Еще позднее, в "Исповеди", он пишет о смерти брата так:

"Другой случай сознания недостаточности для жизни суеверия прогресса была смерть моего брата. Умный, добрый, серьезный человек, он заболел молодым, страдал более года и мучительно умер, не понимая, зачем он жил, и еще менее понимая, зачем он помирает. Никакие теории ничего не могли ответить на эти вопросы ни мне, ни ему во время его медленного и мучительного умирания".

Наконец, уже после просветления своего сознания, он пишет книгу "О жизни", которую заключает словами: "Жизнь человека есть стремление к благу; к чему он стремится, то и дано ему; жизнь, не могущая быть смертью, и благо, не могущее быть злом".

Есть интересные сведения о жизни Льва Николаевича с семьей его сестры в Гиере после смерти брата, рассказанные Сергеем Плаксиным, бывшим тогда еще маленьким мальчиком и жившим со своею матерью в том же пансионе. Вот как он рассказывает о поселении и жизни Толстых на вилле Тош:

"Семейство графа заняло верхний этаж виллы, причем Лев Николаевич поставил свой письменный стол в стеклянной галерее с видом на море. Лев Николаевич, живя в Гиере, часто бывал у сестры на даче, проводя там целые дни.

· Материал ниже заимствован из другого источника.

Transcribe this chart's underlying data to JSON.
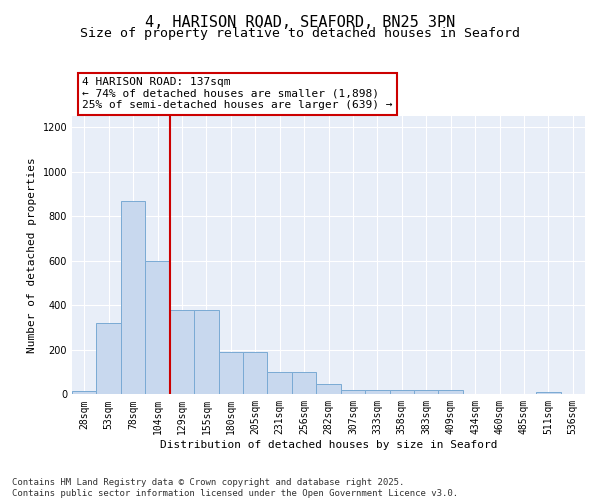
{
  "title_line1": "4, HARISON ROAD, SEAFORD, BN25 3PN",
  "title_line2": "Size of property relative to detached houses in Seaford",
  "xlabel": "Distribution of detached houses by size in Seaford",
  "ylabel": "Number of detached properties",
  "categories": [
    "28sqm",
    "53sqm",
    "78sqm",
    "104sqm",
    "129sqm",
    "155sqm",
    "180sqm",
    "205sqm",
    "231sqm",
    "256sqm",
    "282sqm",
    "307sqm",
    "333sqm",
    "358sqm",
    "383sqm",
    "409sqm",
    "434sqm",
    "460sqm",
    "485sqm",
    "511sqm",
    "536sqm"
  ],
  "values": [
    15,
    320,
    870,
    600,
    380,
    380,
    190,
    190,
    100,
    100,
    45,
    20,
    20,
    20,
    18,
    18,
    0,
    0,
    0,
    10,
    0
  ],
  "bar_color": "#c8d8ee",
  "bar_edge_color": "#7aaced4",
  "vline_color": "#cc0000",
  "annotation_text": "4 HARISON ROAD: 137sqm\n← 74% of detached houses are smaller (1,898)\n25% of semi-detached houses are larger (639) →",
  "ylim_max": 1250,
  "yticks": [
    0,
    200,
    400,
    600,
    800,
    1000,
    1200
  ],
  "plot_bg_color": "#e8eef8",
  "background_color": "#ffffff",
  "grid_color": "#ffffff",
  "footer_line1": "Contains HM Land Registry data © Crown copyright and database right 2025.",
  "footer_line2": "Contains public sector information licensed under the Open Government Licence v3.0.",
  "title_fontsize": 11,
  "subtitle_fontsize": 9.5,
  "axis_label_fontsize": 8,
  "tick_fontsize": 7,
  "footer_fontsize": 6.5
}
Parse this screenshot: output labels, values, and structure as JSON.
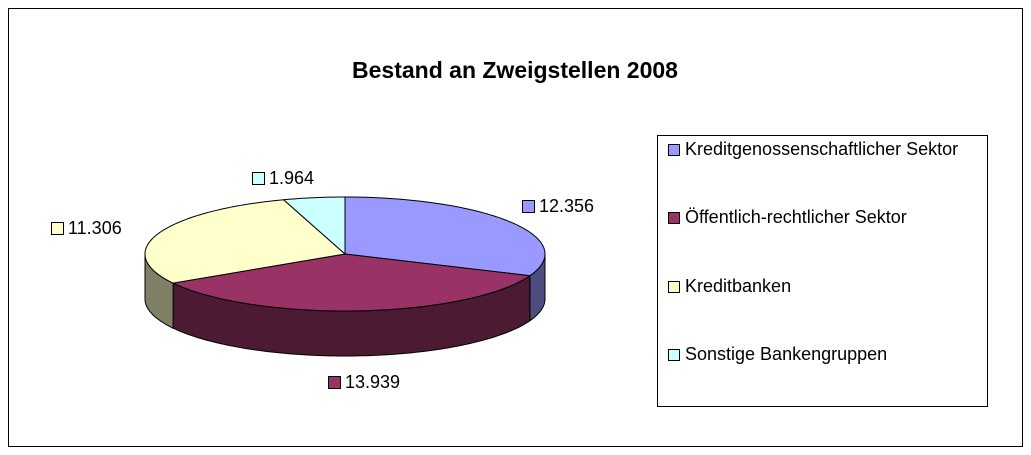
{
  "chart_data": {
    "type": "pie3d",
    "title": "Bestand an Zweigstellen 2008",
    "categories": [
      "Kreditgenossenschaftlicher Sektor",
      "Öffentlich-rechtlicher Sektor",
      "Kreditbanken",
      "Sonstige Bankengruppen"
    ],
    "values": [
      12356,
      13939,
      11306,
      1964
    ],
    "value_labels": [
      "12.356",
      "13.939",
      "11.306",
      "1.964"
    ],
    "colors": [
      "#9999ff",
      "#993366",
      "#ffffcc",
      "#ccffff"
    ],
    "legend": "right"
  }
}
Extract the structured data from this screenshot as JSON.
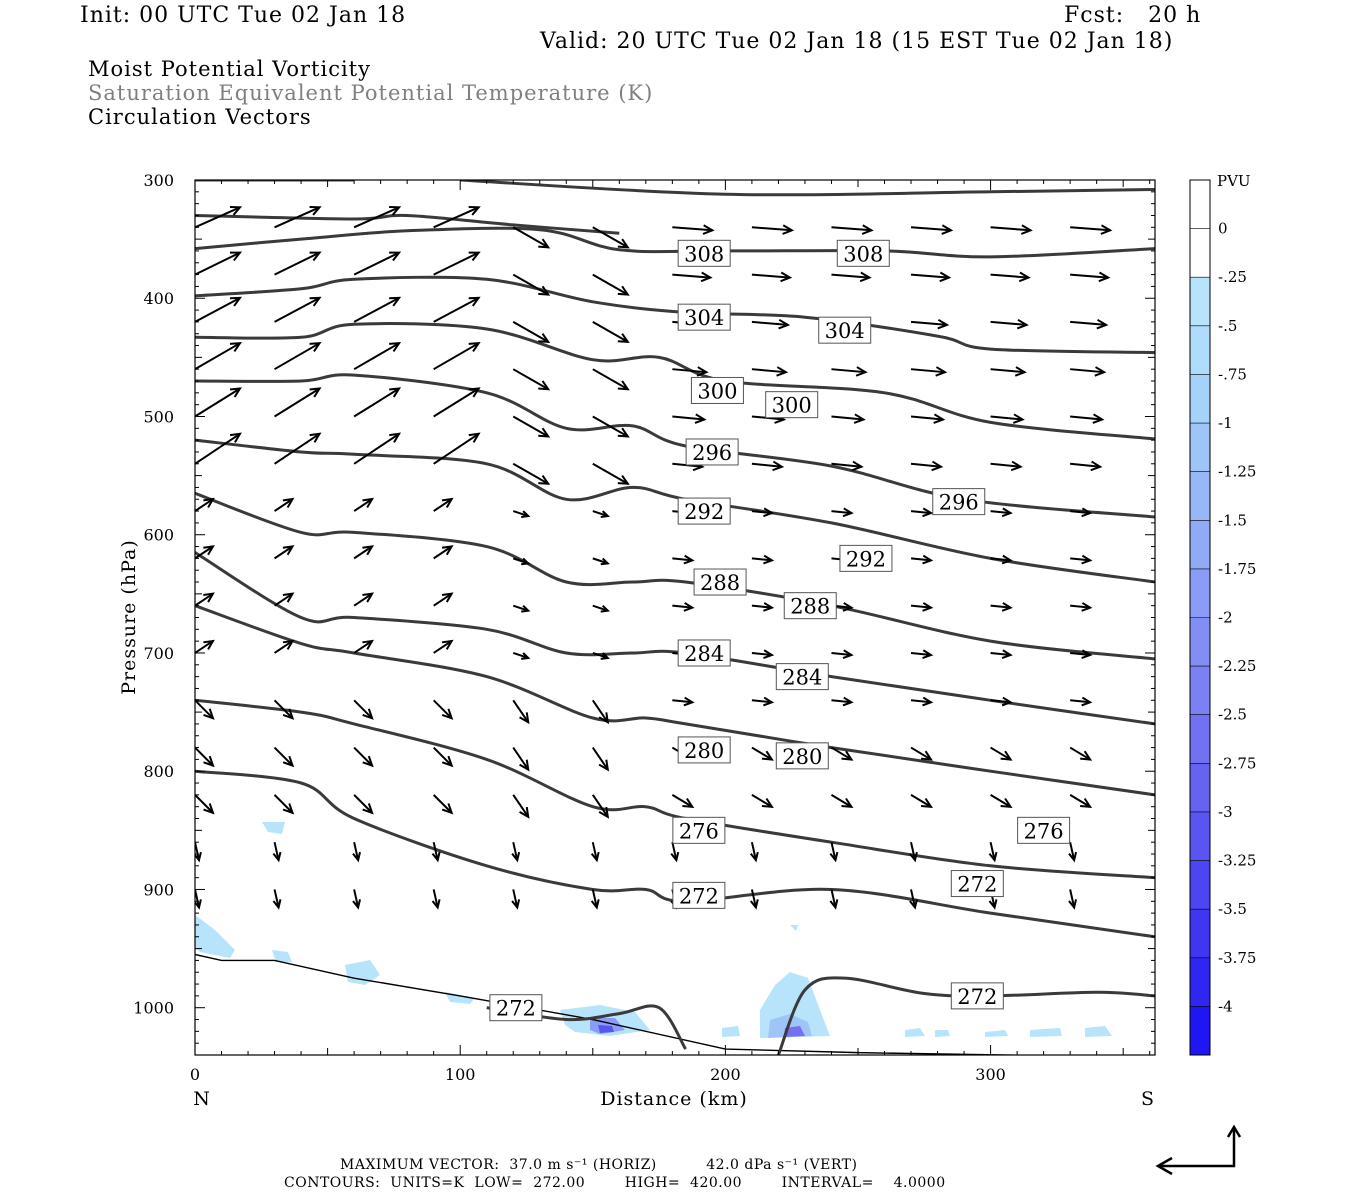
{
  "header": {
    "init": "Init: 00 UTC Tue 02 Jan 18",
    "fcst": "Fcst:   20 h",
    "valid": "Valid: 20 UTC Tue 02 Jan 18 (15 EST Tue 02 Jan 18)"
  },
  "titles": {
    "mpv": "Moist Potential Vorticity",
    "theta": "Saturation Equivalent Potential Temperature (K)",
    "vectors": "Circulation Vectors"
  },
  "footer": {
    "max_vector": "MAXIMUM VECTOR:  37.0 m s⁻¹ (HORIZ)          42.0 dPa s⁻¹ (VERT)",
    "contours": "CONTOURS:  UNITS=K  LOW=  272.00        HIGH=  420.00        INTERVAL=    4.0000"
  },
  "colors": {
    "contour": "#3a3a3a",
    "mpv_scale": [
      "#ffffff",
      "#ffffff",
      "#b8e4fb",
      "#aedcfa",
      "#a5d2fa",
      "#9ec4f8",
      "#98b7f7",
      "#91aaf6",
      "#8a9cf5",
      "#838ef4",
      "#7b80f3",
      "#7171f2",
      "#6663f1",
      "#5a54f1",
      "#4d45f1",
      "#3f36f1",
      "#2f26f2",
      "#1f16f3"
    ]
  },
  "chart_data": {
    "type": "cross-section",
    "xlabel": "Distance (km)",
    "ylabel": "Pressure (hPa)",
    "xlim": [
      0,
      362
    ],
    "ylim": [
      300,
      1040
    ],
    "y_scale": "pressure (inverted)",
    "x_ticks": [
      0,
      100,
      200,
      300
    ],
    "y_ticks": [
      300,
      400,
      500,
      600,
      700,
      800,
      900,
      1000
    ],
    "endpoint_labels": {
      "left": "N",
      "right": "S"
    },
    "colorbar": {
      "label": "PVU",
      "levels": [
        "0",
        "-.25",
        "-.5",
        "-.75",
        "-1",
        "-1.25",
        "-1.5",
        "-1.75",
        "-2",
        "-2.25",
        "-2.5",
        "-2.75",
        "-3",
        "-3.25",
        "-3.5",
        "-3.75",
        "-4"
      ]
    },
    "contours": [
      {
        "level": 308,
        "points": [
          [
            0,
            358
          ],
          [
            40,
            350
          ],
          [
            80,
            343
          ],
          [
            130,
            342
          ],
          [
            160,
            359
          ],
          [
            200,
            360
          ],
          [
            260,
            360
          ],
          [
            300,
            365
          ],
          [
            362,
            358
          ]
        ]
      },
      {
        "level": 304,
        "points": [
          [
            0,
            398
          ],
          [
            40,
            392
          ],
          [
            60,
            384
          ],
          [
            110,
            384
          ],
          [
            150,
            403
          ],
          [
            185,
            412
          ],
          [
            230,
            416
          ],
          [
            280,
            432
          ],
          [
            300,
            443
          ],
          [
            362,
            446
          ]
        ]
      },
      {
        "level": 300,
        "points": [
          [
            0,
            433
          ],
          [
            40,
            433
          ],
          [
            60,
            422
          ],
          [
            110,
            426
          ],
          [
            150,
            452
          ],
          [
            175,
            450
          ],
          [
            200,
            470
          ],
          [
            260,
            480
          ],
          [
            300,
            505
          ],
          [
            362,
            519
          ]
        ]
      },
      {
        "level": 296,
        "points": [
          [
            0,
            470
          ],
          [
            40,
            470
          ],
          [
            60,
            465
          ],
          [
            110,
            480
          ],
          [
            140,
            510
          ],
          [
            165,
            508
          ],
          [
            185,
            525
          ],
          [
            240,
            542
          ],
          [
            290,
            570
          ],
          [
            362,
            585
          ]
        ]
      },
      {
        "level": 292,
        "points": [
          [
            0,
            520
          ],
          [
            40,
            530
          ],
          [
            60,
            532
          ],
          [
            110,
            540
          ],
          [
            140,
            570
          ],
          [
            165,
            560
          ],
          [
            185,
            570
          ],
          [
            240,
            590
          ],
          [
            300,
            620
          ],
          [
            362,
            640
          ]
        ]
      },
      {
        "level": 288,
        "points": [
          [
            0,
            565
          ],
          [
            40,
            598
          ],
          [
            60,
            598
          ],
          [
            110,
            610
          ],
          [
            140,
            640
          ],
          [
            165,
            640
          ],
          [
            185,
            640
          ],
          [
            240,
            660
          ],
          [
            300,
            690
          ],
          [
            362,
            705
          ]
        ]
      },
      {
        "level": 284,
        "points": [
          [
            0,
            615
          ],
          [
            40,
            670
          ],
          [
            60,
            670
          ],
          [
            110,
            680
          ],
          [
            140,
            700
          ],
          [
            165,
            700
          ],
          [
            185,
            700
          ],
          [
            240,
            720
          ],
          [
            300,
            740
          ],
          [
            362,
            760
          ]
        ]
      },
      {
        "level": 280,
        "points": [
          [
            0,
            660
          ],
          [
            40,
            692
          ],
          [
            60,
            700
          ],
          [
            110,
            720
          ],
          [
            150,
            755
          ],
          [
            170,
            755
          ],
          [
            185,
            760
          ],
          [
            240,
            780
          ],
          [
            300,
            800
          ],
          [
            362,
            820
          ]
        ]
      },
      {
        "level": 276,
        "points": [
          [
            0,
            740
          ],
          [
            40,
            750
          ],
          [
            60,
            760
          ],
          [
            110,
            790
          ],
          [
            150,
            830
          ],
          [
            170,
            830
          ],
          [
            185,
            840
          ],
          [
            240,
            860
          ],
          [
            300,
            880
          ],
          [
            362,
            890
          ]
        ]
      },
      {
        "level": 272,
        "points": [
          [
            0,
            800
          ],
          [
            40,
            810
          ],
          [
            60,
            840
          ],
          [
            110,
            880
          ],
          [
            150,
            900
          ],
          [
            170,
            900
          ],
          [
            185,
            910
          ],
          [
            240,
            900
          ],
          [
            300,
            920
          ],
          [
            362,
            940
          ]
        ]
      }
    ],
    "contour_labels": [
      {
        "text": "308",
        "x": 192,
        "p": 362
      },
      {
        "text": "308",
        "x": 252,
        "p": 362
      },
      {
        "text": "304",
        "x": 192,
        "p": 416
      },
      {
        "text": "304",
        "x": 245,
        "p": 427
      },
      {
        "text": "300",
        "x": 197,
        "p": 478
      },
      {
        "text": "300",
        "x": 225,
        "p": 490
      },
      {
        "text": "296",
        "x": 195,
        "p": 530
      },
      {
        "text": "296",
        "x": 288,
        "p": 572
      },
      {
        "text": "292",
        "x": 192,
        "p": 580
      },
      {
        "text": "292",
        "x": 253,
        "p": 620
      },
      {
        "text": "288",
        "x": 198,
        "p": 640
      },
      {
        "text": "288",
        "x": 232,
        "p": 660
      },
      {
        "text": "284",
        "x": 192,
        "p": 700
      },
      {
        "text": "284",
        "x": 229,
        "p": 720
      },
      {
        "text": "280",
        "x": 192,
        "p": 782
      },
      {
        "text": "280",
        "x": 229,
        "p": 787
      },
      {
        "text": "276",
        "x": 190,
        "p": 850
      },
      {
        "text": "276",
        "x": 320,
        "p": 850
      },
      {
        "text": "272",
        "x": 190,
        "p": 905
      },
      {
        "text": "272",
        "x": 295,
        "p": 895
      },
      {
        "text": "272",
        "x": 121,
        "p": 1000
      },
      {
        "text": "272",
        "x": 295,
        "p": 990
      }
    ],
    "vector_columns_km": [
      0,
      30,
      60,
      90,
      120,
      150,
      180,
      210,
      240,
      270,
      300,
      330
    ],
    "vector_rows_hpa": [
      340,
      380,
      420,
      460,
      500,
      540,
      580,
      620,
      660,
      700,
      740,
      780,
      820,
      860,
      900
    ],
    "max_vector_horiz": "37.0 m s-1",
    "max_vector_vert": "42.0 dPa s-1"
  }
}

Неутомимый ходок, Лев Николаевич составлял нам маршрут, изобретая все новые места для прогулок. То мы отправлялись смотреть на выварку соли на полуострове "Porquerollo", то подымались на священную гору, где построена каплица с чудотворной статуей Пресвятой Девы, то ходили к развалинам какого-то замка, почему-то носившего название "Trou des fees" (*).

(* "Пещера волшебниц". *)

По дороге Лев Николаевич рассказывал нам, детям, разные сказки. Помню я какую-то о золотом коне и о гигантском дереве, с вершины которого видны были все моря и города. Зная мою слабую грудь, он нередко сажал меня на свои плечи, продолжая рассказывать на ходу свои сказки. Надо ли говорить, что мы души в нем не чаяли?..

За обедом, вечером, Лев Николаевич рассказывал нашим добродушным хозяевам всевозможные забавные небылицы о России, и те не знали, верить ему или не верить, пока графиня или моя мать не отделяли правды от вымысла.

Сейчас же после обеда мы располагались, смотря по погоде, или на обширной террасе, или в зале, и начиналась возня. Под звуки фортепиано мы изображали балет и оперу, немилосердно терзая слух наших зрителей: маменек, Льва Николаевича и моей бонны Лизы. Балет и опера сменялись гимнастическими упражнениями, причем профессором являлся тот же Лев Николаевич, напиравший главным образом на развитие мускулов.